I am in no way comparing myself to the great Tim Brabants but the picture below shows by means of a drawn-on red line where the sciatic nerve and its divisions travel along the legs and how the paddling position could cause tension.
I deduced that my problem was as follows:
- Very tight gluteal, hamstring and calf muscles pulling me down into a slumped position and tensioning the sciatic nerves in both legs.

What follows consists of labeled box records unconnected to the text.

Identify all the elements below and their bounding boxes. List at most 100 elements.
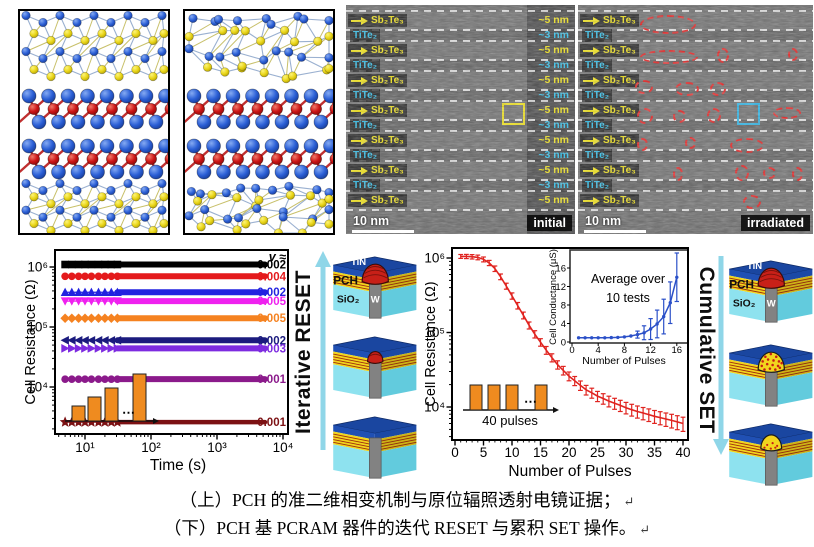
tem-layer-chip: TiTe₂ (582, 29, 613, 42)
layer-boundary-dashes (578, 119, 813, 121)
layer-boundary-dashes (578, 40, 813, 42)
tem-layer-label: Sb₂Te₃ (371, 45, 404, 56)
tem-layer-chip: TiTe₂ (582, 149, 613, 162)
layer-arrow-icon (351, 76, 368, 85)
pcram-device-reset-small-dome (326, 325, 420, 405)
amorphized-region-outline (730, 138, 764, 153)
tem-state-label: irradiated (741, 215, 810, 231)
tem-layer-chip: Sb₂Te₃ (348, 134, 407, 147)
amorphized-region-outline (735, 165, 749, 181)
x-tick-label: 10¹ (75, 440, 95, 455)
layer-thickness-label: ~5 nm (538, 104, 569, 116)
layer-boundary-dashes (578, 29, 813, 31)
set-down-arrow-icon (713, 256, 729, 455)
device-schematic-art (333, 336, 417, 399)
layer-thickness-label: ~5 nm (538, 134, 569, 146)
tem-layer-chip: Sb₂Te₃ (580, 14, 639, 27)
layer-thickness-label: ~5 nm (538, 164, 569, 176)
caption-top: （上）PCH 的准二维相变机制与原位辐照透射电镜证据； ↵ (0, 487, 814, 515)
inset-x-tick: 4 (596, 345, 601, 356)
amorphized-region-outline (673, 167, 683, 181)
tem-layer-chip: Sb₂Te₃ (580, 104, 639, 117)
highlight-box (502, 103, 525, 125)
inset-x-tick: 12 (645, 345, 656, 356)
amorphized-region-outline (637, 108, 653, 124)
amorphized-region-outline (707, 108, 721, 123)
inset-x-tick: 0 (569, 345, 574, 356)
tem-layer-label: TiTe₂ (585, 180, 610, 191)
layer-boundary-dashes (578, 10, 813, 12)
figure-captions: （上）PCH 的准二维相变机制与原位辐照透射电镜证据； ↵ （下）PCH 基 PC… (0, 487, 814, 543)
inset-y-tick: 0 (561, 338, 566, 349)
pulse-bar (469, 384, 483, 411)
layer-boundary-dashes (346, 209, 575, 211)
x-tick-label: 10 (504, 445, 519, 460)
layer-thickness-label: ~3 nm (538, 119, 569, 131)
device-schematic-art (729, 423, 813, 486)
pulse-bar (132, 373, 147, 422)
amorphized-region-outline (717, 48, 729, 63)
layer-arrow-icon (351, 16, 368, 25)
tem-layer-label: Sb₂Te₃ (603, 195, 636, 206)
structure-panel-pristine (18, 9, 170, 235)
pulse-bar (534, 384, 548, 411)
layer-arrow-icon (351, 166, 368, 175)
y-tick-label: 10⁴ (425, 400, 445, 415)
amorphized-region-outline (743, 195, 761, 209)
series-voltage-label: 0.002 (257, 287, 286, 299)
pcram-device-set-amorphous: TiN PCH SiO₂ W (722, 249, 814, 329)
inset-x-tick: 16 (672, 345, 683, 356)
x-axis-title: Number of Pulses (508, 463, 631, 480)
tem-layer-label: Sb₂Te₃ (371, 15, 404, 26)
tem-layer-chip: Sb₂Te₃ (348, 194, 407, 207)
tem-layer-label: TiTe₂ (353, 90, 378, 101)
tem-layer-chip: TiTe₂ (350, 59, 381, 72)
layer-boundary-dashes (578, 149, 813, 151)
layer-thickness-label: ~5 nm (538, 194, 569, 206)
layer-boundary-dashes (578, 100, 813, 102)
tem-layer-label: TiTe₂ (353, 180, 378, 191)
y-tick-label: 10⁶ (27, 260, 48, 275)
inset-x-tick: 8 (622, 345, 627, 356)
tem-layer-chip: TiTe₂ (582, 59, 613, 72)
x-tick-label: 10⁴ (273, 440, 294, 455)
legend-header: v ≈ (269, 250, 286, 264)
ellipsis: ⋯ (122, 405, 135, 420)
amorphized-region-outline (640, 15, 696, 34)
device-schematic-art: TiN PCH SiO₂ W (333, 256, 417, 319)
structure-panel-amorphized (183, 9, 335, 235)
layer-thickness-label: ~3 nm (538, 149, 569, 161)
layer-thickness-label: ~5 nm (538, 44, 569, 56)
atom-lattice-art (20, 11, 168, 233)
layer-boundary-dashes (346, 10, 575, 12)
crystal-structure-art (20, 11, 168, 233)
layer-arrow-icon (583, 76, 600, 85)
tem-layer-chip: TiTe₂ (582, 119, 613, 132)
device-schematic-art (333, 416, 417, 479)
amorphous-structure-art (185, 11, 333, 233)
x-tick-label: 10³ (207, 440, 227, 455)
tem-layer-label: TiTe₂ (353, 150, 378, 161)
layer-boundary-dashes (578, 130, 813, 132)
tem-layer-label: Sb₂Te₃ (603, 135, 636, 146)
layer-thickness-label: ~5 nm (538, 14, 569, 26)
pcram-device-reset-none (326, 405, 420, 485)
ellipsis: ⋯ (524, 394, 537, 409)
scale-bar (584, 230, 646, 233)
layer-boundary-dashes (578, 160, 813, 162)
tem-layer-label: TiTe₂ (353, 120, 378, 131)
sio2-label: SiO₂ (337, 295, 360, 306)
series-voltage-label: 0.005 (257, 296, 286, 308)
inset-y-tick: 16 (555, 264, 566, 275)
x-axis-title: Time (s) (150, 457, 206, 474)
atom-lattice-art (185, 11, 333, 233)
tem-layer-label: TiTe₂ (353, 60, 378, 71)
tem-layer-chip: Sb₂Te₃ (580, 74, 639, 87)
inset-y-tick: 4 (561, 319, 566, 330)
tem-layer-chip: TiTe₂ (350, 89, 381, 102)
caption-bottom: （下）PCH 基 PCRAM 器件的迭代 RESET 与累积 SET 操作。 ↵ (0, 515, 814, 543)
pulse-bar (87, 396, 102, 422)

- Long term nerve tightness in the sciatic nerves and its branches
- When I paddled less stable boats I didn’t have enough “leg drive” i.e. not pushing hard enough with the opposite foot as I rotated my trunk and pulled the paddle through the water – causing increased tension in the leg muscles
I therefore set about systematically addressing these problems. I carried out a series of nerve gliding / tension exercises to improve the mobility of the sciatic nerves. Alongside these I worked on my hamstring, gluteal and calf length with a series of exercises. I found yoga-style poses the most effective for this. This is because when you have tight muscles your body will subtly try to cheat and avoid stretching the tight muscles. The yoga poses generally aim to stretch a series of tight muscles rather than isolating one. I also worked on my core stability and in particular with my new-found hamstring length, my ability to sit in a neutral spinal posture (i.e. not slumped) in my boat. Finally I paid extra attention to the leg-drive element of my paddling technique.
Within 6 weeks I was completely cured and just have to do a few stretches every so often to stop it tightening up.
I hope this blog helps a few kayakers as I think that if I had known all of this years ago, I may not have drifted away from canoeing for so long.